Os “biplots” efetuam uma projeção das variáveis iniciais nos planos das componentes principais, equipadas com escalas de valores iguais aos valores iniciais das variáveis, para que se possa, a partir do gráfico, verificar quais eram os valores iniciais de cada uma das unidades que foram analisadas (biplots preditivos), ou colocar no gráfico novas unidades analisadas (biplots interpolativos) (172, 175). O objetivo da utilização desta ferramenta é precisamente ajudar os investigadores na interpretação dos seus dados, recorrendo apenas à análise dos outputs gráficos (174).

No entanto, estas representações gráficas com biplots muitas vezes tornam-se confusas, sobretudo no caso onde o tipo de dados/resultados a tratar é complexo e volumoso (175). Na tentativa de melhorar a aparência gráfica e ao mesmo tempo

contribuir para o rigor da sua interpretação, muitas vezes questionável, Alves (175), em 2012, desenvolveu o conceito de erro preditivo padrão médio (mspe – do inglês mean standard predictive error). O mspe é uma nova medida de ajustamento dos dados que permite o desenho de biplots cujo mspe está abaixo do definido pelo investigador, evitando assim sobrecarregar o gráfico com eixos de varáveis de baixa correlação e evitando a más interpretações e, consequentemente, conclusões erradas.

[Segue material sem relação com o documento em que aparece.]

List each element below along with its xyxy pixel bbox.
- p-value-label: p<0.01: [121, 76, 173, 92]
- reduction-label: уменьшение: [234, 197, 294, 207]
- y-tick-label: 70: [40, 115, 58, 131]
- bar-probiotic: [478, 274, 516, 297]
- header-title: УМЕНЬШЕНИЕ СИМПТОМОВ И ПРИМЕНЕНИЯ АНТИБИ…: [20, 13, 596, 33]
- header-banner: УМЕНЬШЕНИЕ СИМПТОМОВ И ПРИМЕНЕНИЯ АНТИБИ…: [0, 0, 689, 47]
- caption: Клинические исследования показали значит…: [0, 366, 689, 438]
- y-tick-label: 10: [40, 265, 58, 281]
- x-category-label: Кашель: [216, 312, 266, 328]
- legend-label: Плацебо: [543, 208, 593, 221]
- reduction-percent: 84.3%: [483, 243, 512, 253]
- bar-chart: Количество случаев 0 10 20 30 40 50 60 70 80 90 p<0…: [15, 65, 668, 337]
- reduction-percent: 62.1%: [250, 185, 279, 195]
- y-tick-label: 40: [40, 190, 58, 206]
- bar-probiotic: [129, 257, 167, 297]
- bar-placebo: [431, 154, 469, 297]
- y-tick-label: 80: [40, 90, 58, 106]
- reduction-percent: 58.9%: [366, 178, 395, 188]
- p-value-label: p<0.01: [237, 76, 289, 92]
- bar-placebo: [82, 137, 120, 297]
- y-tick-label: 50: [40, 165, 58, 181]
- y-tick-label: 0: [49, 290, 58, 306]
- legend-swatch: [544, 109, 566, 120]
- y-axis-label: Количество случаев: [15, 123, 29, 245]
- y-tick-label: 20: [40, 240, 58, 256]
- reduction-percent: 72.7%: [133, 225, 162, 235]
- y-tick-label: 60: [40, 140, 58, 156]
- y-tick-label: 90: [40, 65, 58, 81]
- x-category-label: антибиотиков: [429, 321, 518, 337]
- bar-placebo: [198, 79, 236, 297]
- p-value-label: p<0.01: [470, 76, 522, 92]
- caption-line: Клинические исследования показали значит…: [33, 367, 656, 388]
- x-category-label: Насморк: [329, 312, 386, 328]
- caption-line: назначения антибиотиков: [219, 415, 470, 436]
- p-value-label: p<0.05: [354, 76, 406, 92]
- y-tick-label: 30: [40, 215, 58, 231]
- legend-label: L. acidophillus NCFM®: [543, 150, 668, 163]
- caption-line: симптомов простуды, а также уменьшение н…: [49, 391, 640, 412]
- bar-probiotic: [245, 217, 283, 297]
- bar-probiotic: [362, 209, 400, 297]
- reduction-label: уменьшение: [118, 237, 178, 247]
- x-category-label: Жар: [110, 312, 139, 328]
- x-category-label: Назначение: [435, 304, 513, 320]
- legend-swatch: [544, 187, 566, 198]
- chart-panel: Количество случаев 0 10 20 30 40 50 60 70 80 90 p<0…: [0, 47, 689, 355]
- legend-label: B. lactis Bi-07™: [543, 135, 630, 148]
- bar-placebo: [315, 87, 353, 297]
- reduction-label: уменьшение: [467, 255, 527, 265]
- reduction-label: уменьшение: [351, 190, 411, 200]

Tal como Wold (167) comentou, a estatística é a arte de desenhar conclusões a partir de dados experimentais, e tomar decisões atendendo à variabilidade destes. No entanto, não acontece bem assim, pois nem sempre estão corretas, pois não reconhece a importância dos erros dos modelos aplicados. Apesar do estudo da estatística estar continuamente a procurar responder a este problema, pouca informação tem sido veiculada quer ao nível da literatura, quer ao nível da implementação nos habituais programas de estatística. No entanto em 2012 Alves (175) criou uma função para o R (AutoBiplot.PCA ( )), que tem por base algumas das funções já existentes no referido programa (funções para o R). Esta função automatiza o processo, permitindo que o utilizador decida o grau de precisão da análise real. O método baseia-se na definição do mspe de uma variável, como grau de precisão no processo de projeção dos valores originais nos biplots, que é comparado com um valor de tolerância pré-definido (Taxis) e

assim decidir se o eixo correspondente é desenhado no biplot. O erro preditivo padrão (spe – do inglês standard predictive error) é calculado para cada unidade, em relação a cada eixo projetado no biplot do gráfico que opõe cada duas componentes e comparado com um valor de tolerância pré-definida (Tunits) para decidir quais unidades cuja projeção

ortogonal ao eixo deve ser encarada como valor discrepante (outliers) (175).

A análise estatística realizada recorrendo à função AutoBiplot.PCA ( ), permite uma abordagem mais precisa à avaliação dos dados. As unidades em estudo (amostras/produto) são projetadas no eixo da variável correspondente, permitindo determinar o valor inicial da variável e, assim, ajudar interpretar os dados em função dos valores iniciais, e não apenas em função das componentes principais, como acontece numa ACP tradicional.

Os dados gerados no trabalho desta tese foram analisados recorrendo a diferentes programas estatísticos e diferentes modelos, que facilitaram a discussão e clarificação de dúvidas não só em relação ao comportamento dos legumes ao longo do tempo de armazenamento, mas também em relação a alguns parâmetros (importância na descriminação de amostras e correlações entre eles) usados no controlo da qualidade.